The mood in the party about the key BJP-ruled state has changed after candidate selection, puncturing the positivity that emanated from the first joint rally that kick-started the state campaign and continued for a few more shows of strength.
Insiders said the ticket distribution was not just acrimonious but also bitter with a senior leader even threatening to withdraw from the state campaign after one of his loyalists was denied ticket from what he considers his fief.
A party manager confided that no leader was willing to put his faith in the central leadership that was deciding the nominations and meetings of the screening committee and the huddles that followed were nasty.
He said leaders did not reflect the conciliatory mood that was expected after the leadership hammered out unity in the divided state unit.
"The ticket distribution has clearly neutralized the bonhomie. It was not a pleasant exercise as we had hoped," sources said.
While haggling and one-upmanship is par for the course in the process to clinch nominations, Congress leaders are aghast at what they witnessed after their hopes were raised by the early show of unity. A confident Congress handed the reins of the state's campaign committee to Jyotiraditya Scindia while many others were accommodated as heads of poll-related panels without any hitch.
"The cracks developed during ticket distribution are likely to linger and fester," an apprehensive leader said.
The fears over unity come amid ostensibly determined Congress efforts to unseat the Shivraj Singh Chouhan government that the opinion polls are backing for a renewed term.

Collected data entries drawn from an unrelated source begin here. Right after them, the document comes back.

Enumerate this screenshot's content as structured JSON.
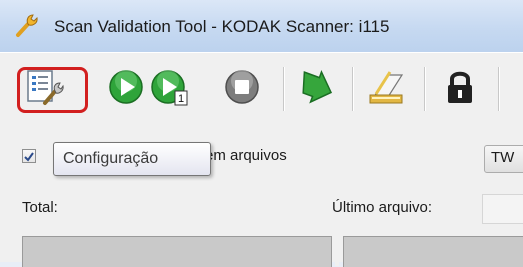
{
  "window": {
    "title": "Scan Validation Tool - KODAK Scanner: i115",
    "icon": "wrench-icon"
  },
  "toolbar": {
    "buttons": [
      {
        "name": "configuration-icon",
        "tooltip": "Configuração"
      },
      {
        "name": "start-scan-icon"
      },
      {
        "name": "scan-one-page-icon"
      },
      {
        "name": "stop-icon"
      },
      {
        "name": "transfer-arrow-icon"
      },
      {
        "name": "scan-document-icon"
      },
      {
        "name": "lock-icon"
      }
    ]
  },
  "tooltip": {
    "text": "Configuração"
  },
  "options": {
    "save_files_label": "em arquivos",
    "save_files_checked": true,
    "driver_select_value": "TW"
  },
  "status": {
    "total_label": "Total:",
    "last_file_label": "Último arquivo:"
  },
  "colors": {
    "highlight": "#d21f1f",
    "titlebar": "#c6d9f1",
    "toolbar": "#f0f0f0"
  }
}
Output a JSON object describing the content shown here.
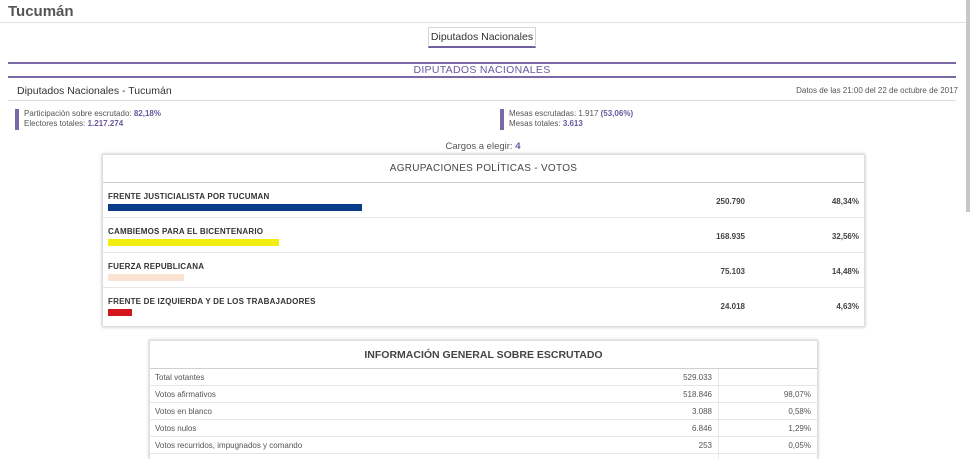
{
  "page": {
    "province_title": "Tucumán"
  },
  "tabs": [
    {
      "label": "Diputados Nacionales"
    }
  ],
  "section": {
    "title": "DIPUTADOS NACIONALES"
  },
  "subheader": {
    "title": "Diputados Nacionales - Tucumán",
    "date": "Datos de las 21:00 del 22 de octubre de 2017"
  },
  "stats": {
    "participation_label": "Participación sobre escrutado:",
    "participation_value": "82,18%",
    "electors_label": "Electores totales:",
    "electors_value": "1.217.274",
    "tables_counted_label": "Mesas escrutadas:",
    "tables_counted_value": "1.917",
    "tables_counted_pct": "(53,06%)",
    "tables_total_label": "Mesas totales:",
    "tables_total_value": "3.613"
  },
  "cargos": {
    "label": "Cargos a elegir:",
    "value": "4"
  },
  "votes_panel": {
    "title": "AGRUPACIONES POLÍTICAS - VOTOS",
    "parties": [
      {
        "name": "FRENTE JUSTICIALISTA POR TUCUMAN",
        "votes": "250.790",
        "pct": "48,34%",
        "share": 0.4834,
        "color": "#0a3c8c"
      },
      {
        "name": "CAMBIEMOS PARA EL BICENTENARIO",
        "votes": "168.935",
        "pct": "32,56%",
        "share": 0.3256,
        "color": "#f2ee12"
      },
      {
        "name": "FUERZA REPUBLICANA",
        "votes": "75.103",
        "pct": "14,48%",
        "share": 0.1448,
        "color": "#fbe3d4"
      },
      {
        "name": "FRENTE DE IZQUIERDA Y DE LOS TRABAJADORES",
        "votes": "24.018",
        "pct": "4,63%",
        "share": 0.0463,
        "color": "#d4161c"
      }
    ]
  },
  "info_panel": {
    "title": "INFORMACIÓN GENERAL SOBRE ESCRUTADO",
    "rows": [
      {
        "label": "Total votantes",
        "value": "529.033",
        "pct": ""
      },
      {
        "label": "Votos afirmativos",
        "value": "518.846",
        "pct": "98,07%"
      },
      {
        "label": "Votos en blanco",
        "value": "3.088",
        "pct": "0,58%"
      },
      {
        "label": "Votos nulos",
        "value": "6.846",
        "pct": "1,29%"
      },
      {
        "label": "Votos recurridos, impugnados y comando",
        "value": "253",
        "pct": "0,05%"
      }
    ]
  }
}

Congress had drafted new guidelines for selection of candidates which proved a hurdle in the traditional "quota system" by which the preferences of senior leaders are accepted in their fiefs.
The instances of dissent, like irate workers locking up MP Meenakshi Natarajan and suicide by another dejected aspirant, are minor when compared to the anger that has prevailed among senior leaders over selection of candidates.
The MP Congress is divided among AICC general secretary Digvijaya Singh, Union ministers Jyotiraditya Scindia and Kamal Nath, and state unit president Kantilal Bhuria.
Sources said each of them had sought tickets for their loyalists while Digvijay and Bhuria had even sought nominations for their kin. That became a sticking point in the case of Bhuria and the latter spent most of his time lobbying.